IV. SUR LES DEMANDES ACCESSOIRES
Mme [T] [R], partie perdante, supportera la charge des dépens, qui comprendront notamment le coût du commandement de payer.
Compte tenu des démarches judiciaires qu’a dû accomplir M. [D] [M], Mme [T] [R] sera condamné à lui verser la somme de 300 euros au titre de l’article 700 du code de procédure civile.

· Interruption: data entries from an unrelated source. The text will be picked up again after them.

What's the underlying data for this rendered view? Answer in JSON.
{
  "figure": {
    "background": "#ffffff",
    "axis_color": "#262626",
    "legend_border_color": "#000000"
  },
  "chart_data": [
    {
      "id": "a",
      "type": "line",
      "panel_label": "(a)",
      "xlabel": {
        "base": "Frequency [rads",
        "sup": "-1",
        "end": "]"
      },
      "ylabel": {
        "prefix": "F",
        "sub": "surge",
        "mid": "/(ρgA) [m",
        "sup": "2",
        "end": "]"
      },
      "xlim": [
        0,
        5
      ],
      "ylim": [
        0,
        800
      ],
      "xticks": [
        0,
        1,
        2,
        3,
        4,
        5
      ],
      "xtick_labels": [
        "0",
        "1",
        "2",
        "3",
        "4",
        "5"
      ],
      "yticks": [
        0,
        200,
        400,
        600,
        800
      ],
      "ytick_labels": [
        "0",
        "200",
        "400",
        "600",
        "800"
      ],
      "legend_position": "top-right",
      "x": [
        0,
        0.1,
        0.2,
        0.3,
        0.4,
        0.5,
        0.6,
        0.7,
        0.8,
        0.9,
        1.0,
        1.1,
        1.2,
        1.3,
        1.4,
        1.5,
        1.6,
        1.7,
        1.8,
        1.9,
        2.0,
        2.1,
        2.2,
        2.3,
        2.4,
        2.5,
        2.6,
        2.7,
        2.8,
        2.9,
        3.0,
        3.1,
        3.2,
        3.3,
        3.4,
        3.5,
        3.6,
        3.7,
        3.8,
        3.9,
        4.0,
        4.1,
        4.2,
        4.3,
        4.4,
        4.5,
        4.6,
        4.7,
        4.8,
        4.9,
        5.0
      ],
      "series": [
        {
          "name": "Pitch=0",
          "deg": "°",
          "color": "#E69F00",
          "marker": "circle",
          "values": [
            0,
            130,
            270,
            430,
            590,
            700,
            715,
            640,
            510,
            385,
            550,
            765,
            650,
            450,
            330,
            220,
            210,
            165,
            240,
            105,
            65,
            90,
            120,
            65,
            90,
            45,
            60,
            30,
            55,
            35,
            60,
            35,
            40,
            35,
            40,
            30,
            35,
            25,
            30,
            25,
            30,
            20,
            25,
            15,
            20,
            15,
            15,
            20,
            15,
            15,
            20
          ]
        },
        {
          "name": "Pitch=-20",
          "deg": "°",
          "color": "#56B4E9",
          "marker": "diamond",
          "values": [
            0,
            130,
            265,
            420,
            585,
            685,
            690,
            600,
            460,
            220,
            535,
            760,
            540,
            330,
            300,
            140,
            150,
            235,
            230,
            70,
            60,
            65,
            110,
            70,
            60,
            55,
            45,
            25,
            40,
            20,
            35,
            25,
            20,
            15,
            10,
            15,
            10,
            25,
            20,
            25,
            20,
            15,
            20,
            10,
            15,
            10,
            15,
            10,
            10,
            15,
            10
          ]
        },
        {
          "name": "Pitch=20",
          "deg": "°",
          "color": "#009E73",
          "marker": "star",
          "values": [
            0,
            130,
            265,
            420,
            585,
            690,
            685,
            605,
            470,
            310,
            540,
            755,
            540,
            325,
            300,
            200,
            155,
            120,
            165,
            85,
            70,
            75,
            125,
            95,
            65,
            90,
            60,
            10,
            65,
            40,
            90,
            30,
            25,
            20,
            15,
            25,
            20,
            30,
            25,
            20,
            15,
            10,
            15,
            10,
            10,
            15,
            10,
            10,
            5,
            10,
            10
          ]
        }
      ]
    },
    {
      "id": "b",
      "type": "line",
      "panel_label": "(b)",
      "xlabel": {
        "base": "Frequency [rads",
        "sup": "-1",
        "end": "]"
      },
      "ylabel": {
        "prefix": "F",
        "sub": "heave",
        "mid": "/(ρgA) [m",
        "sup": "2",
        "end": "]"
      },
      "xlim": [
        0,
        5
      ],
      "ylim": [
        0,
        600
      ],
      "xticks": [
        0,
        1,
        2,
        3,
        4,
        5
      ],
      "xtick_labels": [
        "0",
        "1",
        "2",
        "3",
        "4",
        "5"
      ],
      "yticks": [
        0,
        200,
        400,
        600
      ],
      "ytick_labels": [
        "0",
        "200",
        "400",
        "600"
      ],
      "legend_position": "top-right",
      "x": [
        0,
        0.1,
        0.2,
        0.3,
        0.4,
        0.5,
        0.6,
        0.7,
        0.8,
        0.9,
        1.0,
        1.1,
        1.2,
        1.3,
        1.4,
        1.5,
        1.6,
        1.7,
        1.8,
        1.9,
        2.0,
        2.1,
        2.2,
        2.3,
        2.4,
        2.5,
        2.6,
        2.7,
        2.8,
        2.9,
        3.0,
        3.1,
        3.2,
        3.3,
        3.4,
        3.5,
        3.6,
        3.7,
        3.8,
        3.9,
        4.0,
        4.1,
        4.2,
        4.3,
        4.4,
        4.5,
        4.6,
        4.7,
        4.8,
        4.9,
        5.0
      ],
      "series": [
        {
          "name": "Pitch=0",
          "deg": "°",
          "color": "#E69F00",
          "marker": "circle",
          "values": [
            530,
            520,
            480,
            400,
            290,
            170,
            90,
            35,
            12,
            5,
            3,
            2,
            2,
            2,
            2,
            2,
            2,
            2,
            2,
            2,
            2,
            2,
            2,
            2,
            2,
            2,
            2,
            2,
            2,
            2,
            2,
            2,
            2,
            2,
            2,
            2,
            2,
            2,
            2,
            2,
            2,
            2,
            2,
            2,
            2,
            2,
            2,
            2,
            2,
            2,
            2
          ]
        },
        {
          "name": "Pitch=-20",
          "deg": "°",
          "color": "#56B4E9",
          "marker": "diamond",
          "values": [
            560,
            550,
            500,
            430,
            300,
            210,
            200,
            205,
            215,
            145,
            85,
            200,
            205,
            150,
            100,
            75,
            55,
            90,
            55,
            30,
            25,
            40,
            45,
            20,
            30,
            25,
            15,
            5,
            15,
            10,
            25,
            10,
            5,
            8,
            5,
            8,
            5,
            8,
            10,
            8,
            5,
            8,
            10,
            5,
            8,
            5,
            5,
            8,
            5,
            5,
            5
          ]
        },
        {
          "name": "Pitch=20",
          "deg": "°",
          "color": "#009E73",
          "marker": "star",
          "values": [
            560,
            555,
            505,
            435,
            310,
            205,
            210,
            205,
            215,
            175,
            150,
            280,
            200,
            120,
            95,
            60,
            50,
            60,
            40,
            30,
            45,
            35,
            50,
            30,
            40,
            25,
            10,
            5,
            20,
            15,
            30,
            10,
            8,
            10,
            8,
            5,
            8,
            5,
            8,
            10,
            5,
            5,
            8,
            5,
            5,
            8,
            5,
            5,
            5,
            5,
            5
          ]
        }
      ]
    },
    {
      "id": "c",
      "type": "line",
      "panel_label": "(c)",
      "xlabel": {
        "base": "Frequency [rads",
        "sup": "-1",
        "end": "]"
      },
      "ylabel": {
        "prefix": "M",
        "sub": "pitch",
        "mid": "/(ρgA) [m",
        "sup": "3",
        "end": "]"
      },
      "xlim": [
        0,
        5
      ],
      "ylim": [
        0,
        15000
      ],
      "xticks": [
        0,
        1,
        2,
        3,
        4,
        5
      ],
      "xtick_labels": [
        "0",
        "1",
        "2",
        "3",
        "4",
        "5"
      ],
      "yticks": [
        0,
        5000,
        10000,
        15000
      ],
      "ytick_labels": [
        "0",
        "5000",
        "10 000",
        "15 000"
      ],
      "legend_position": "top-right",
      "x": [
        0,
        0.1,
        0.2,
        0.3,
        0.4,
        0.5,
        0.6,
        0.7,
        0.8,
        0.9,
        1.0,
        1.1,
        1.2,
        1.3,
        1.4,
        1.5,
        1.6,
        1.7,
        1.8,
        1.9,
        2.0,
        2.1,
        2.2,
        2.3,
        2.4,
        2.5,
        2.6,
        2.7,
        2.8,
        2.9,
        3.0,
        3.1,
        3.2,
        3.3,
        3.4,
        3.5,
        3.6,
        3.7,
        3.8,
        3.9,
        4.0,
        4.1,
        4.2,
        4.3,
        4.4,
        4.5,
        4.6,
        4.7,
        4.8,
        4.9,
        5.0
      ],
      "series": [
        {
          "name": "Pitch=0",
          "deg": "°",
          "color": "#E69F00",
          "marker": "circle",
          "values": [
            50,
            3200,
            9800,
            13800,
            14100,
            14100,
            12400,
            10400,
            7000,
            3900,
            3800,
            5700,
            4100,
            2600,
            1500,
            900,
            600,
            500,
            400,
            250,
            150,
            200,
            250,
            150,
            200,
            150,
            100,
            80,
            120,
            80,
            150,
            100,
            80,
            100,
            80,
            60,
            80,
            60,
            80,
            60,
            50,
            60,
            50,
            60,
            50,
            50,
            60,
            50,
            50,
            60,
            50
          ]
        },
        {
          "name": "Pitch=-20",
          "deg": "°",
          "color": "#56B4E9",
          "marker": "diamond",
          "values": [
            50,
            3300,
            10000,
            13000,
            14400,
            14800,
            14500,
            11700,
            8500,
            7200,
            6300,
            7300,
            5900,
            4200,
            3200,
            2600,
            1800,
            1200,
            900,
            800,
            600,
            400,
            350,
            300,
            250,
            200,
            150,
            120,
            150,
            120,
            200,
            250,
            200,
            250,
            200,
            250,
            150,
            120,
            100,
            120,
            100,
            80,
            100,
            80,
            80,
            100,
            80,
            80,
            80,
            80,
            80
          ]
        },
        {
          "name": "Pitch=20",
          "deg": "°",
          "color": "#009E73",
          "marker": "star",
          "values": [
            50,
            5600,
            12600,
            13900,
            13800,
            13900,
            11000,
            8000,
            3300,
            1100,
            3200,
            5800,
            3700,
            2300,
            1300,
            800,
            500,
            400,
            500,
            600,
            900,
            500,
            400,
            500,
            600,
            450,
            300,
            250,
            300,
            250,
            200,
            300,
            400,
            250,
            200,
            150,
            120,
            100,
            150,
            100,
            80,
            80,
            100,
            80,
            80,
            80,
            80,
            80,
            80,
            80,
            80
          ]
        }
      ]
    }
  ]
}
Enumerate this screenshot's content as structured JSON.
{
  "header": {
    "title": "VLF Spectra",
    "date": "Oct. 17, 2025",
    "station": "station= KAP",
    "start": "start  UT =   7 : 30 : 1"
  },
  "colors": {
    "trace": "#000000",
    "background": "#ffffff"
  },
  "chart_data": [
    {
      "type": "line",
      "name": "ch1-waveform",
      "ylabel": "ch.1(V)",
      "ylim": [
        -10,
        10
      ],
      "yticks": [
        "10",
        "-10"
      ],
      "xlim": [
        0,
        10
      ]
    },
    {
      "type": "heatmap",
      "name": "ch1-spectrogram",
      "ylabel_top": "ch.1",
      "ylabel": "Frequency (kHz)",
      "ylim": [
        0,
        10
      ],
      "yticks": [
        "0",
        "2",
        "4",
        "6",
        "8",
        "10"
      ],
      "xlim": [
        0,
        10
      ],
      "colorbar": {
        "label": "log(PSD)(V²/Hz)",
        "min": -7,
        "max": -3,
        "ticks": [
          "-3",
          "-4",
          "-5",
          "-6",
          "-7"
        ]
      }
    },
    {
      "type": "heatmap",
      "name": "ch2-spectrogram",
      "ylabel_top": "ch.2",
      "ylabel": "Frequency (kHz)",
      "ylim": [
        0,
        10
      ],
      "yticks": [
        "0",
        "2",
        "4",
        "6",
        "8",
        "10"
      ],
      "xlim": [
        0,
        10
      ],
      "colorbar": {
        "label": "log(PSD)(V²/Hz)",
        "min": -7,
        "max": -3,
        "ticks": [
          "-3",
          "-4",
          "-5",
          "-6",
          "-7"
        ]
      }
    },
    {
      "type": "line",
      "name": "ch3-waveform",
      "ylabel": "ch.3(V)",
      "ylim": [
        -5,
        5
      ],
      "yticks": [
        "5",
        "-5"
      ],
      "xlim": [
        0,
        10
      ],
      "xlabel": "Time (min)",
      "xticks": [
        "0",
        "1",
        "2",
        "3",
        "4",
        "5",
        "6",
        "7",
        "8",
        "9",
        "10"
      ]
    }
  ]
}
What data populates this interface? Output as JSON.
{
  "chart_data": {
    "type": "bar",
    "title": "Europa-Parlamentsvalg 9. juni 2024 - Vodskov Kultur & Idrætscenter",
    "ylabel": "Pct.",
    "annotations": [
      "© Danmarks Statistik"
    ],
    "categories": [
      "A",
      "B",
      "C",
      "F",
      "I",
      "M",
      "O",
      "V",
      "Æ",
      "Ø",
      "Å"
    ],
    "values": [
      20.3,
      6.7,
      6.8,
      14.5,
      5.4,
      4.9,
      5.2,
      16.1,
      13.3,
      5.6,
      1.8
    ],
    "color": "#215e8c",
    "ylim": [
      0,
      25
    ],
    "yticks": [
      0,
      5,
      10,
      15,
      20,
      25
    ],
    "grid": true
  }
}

L’ordonnance est de plein droit assortie de l’exécution provisoire.
PAR CES MOTIFS,
Le juge des référés statuant en matière des contentieux de la protection, par mise à disposition au greffe, par ordonnance contradictoire et en premier ressort,
CONSTATE que les conditions d’acquisition de la clause résolutoire figurant au bail conclu le 11 janvier 2024 entre M. [D] [M] et Mme [T] [R] concernant l’appartement à usage d’habitation situé au [Adresse 5] (3è étage) n° D35 à [Localité 6] sont réunies à la date du 18 août 2025 ;
ORDONNE en conséquence à Mme [T] [R] de libérer les lieux et de restituer les clés dès la signification du présente décision ;
DIT qu’à défaut pour Mme [T] [R] d’avoir volontairement libéré les lieux et restitué les clés, M. [D] [M] pourra, deux mois après la signification d’un commandement de quitter les lieux, faire procéder à son expulsion ainsi qu’à celle de tous occupants de son chef, y compris le cas échéant avec le concours d’un serrurier et de la force publique ;
CONDAMNE, à titre provisionnel, Mme [T] [R] à verser à M. [D] [M] la somme de 3 678,90 euros (décompte arrêté au 24 septembre 2025, incluant 1er septembre 2025), avec les intérêts au taux légal sur la somme de 2 397,57 euros à compter du 8 juillet 2025, et à compter de la présente décision pour le surplus ;
CONDAMNE, à titre provisionnel, Mme [T] [R] à verser à M. [D] [M] une indemnité mensuelle d’occupation d’un montant équivalent à celui du loyer et des charges, tel qu’il aurait été si le contrat s’était poursuivi, à compter du 19 août 2025 et jusqu’à la date de la libération effective et définitive des lieux, caractérisée par la restitution des clés, et ce sous déduction des sommes auxquelles Mme [T] [R] est déjà condamnée au titre de l’arriéré des loyers, charges et indemnités d’occupation dus, en considération de la date de l’acquisition des effets de la clause résolutoire fixée au 18 août 2025 ;
REJETTE la demande de délais de paiement formée par Mme [T] [R] ;
CONDAMNE Mme [T] [R] à verser à M. [D] [M] une somme de 300 euros au titre de l’article 700 du code de procédure civile ;
CONDAMNE Mme [T] [R] aux dépens, qui comprendront notamment le coût du commandement de payer ;
RAPPELLE que l’ordonnance est de plein droit exécutoire par provision ;
REJETTE le surplus des demandes formées par les parties.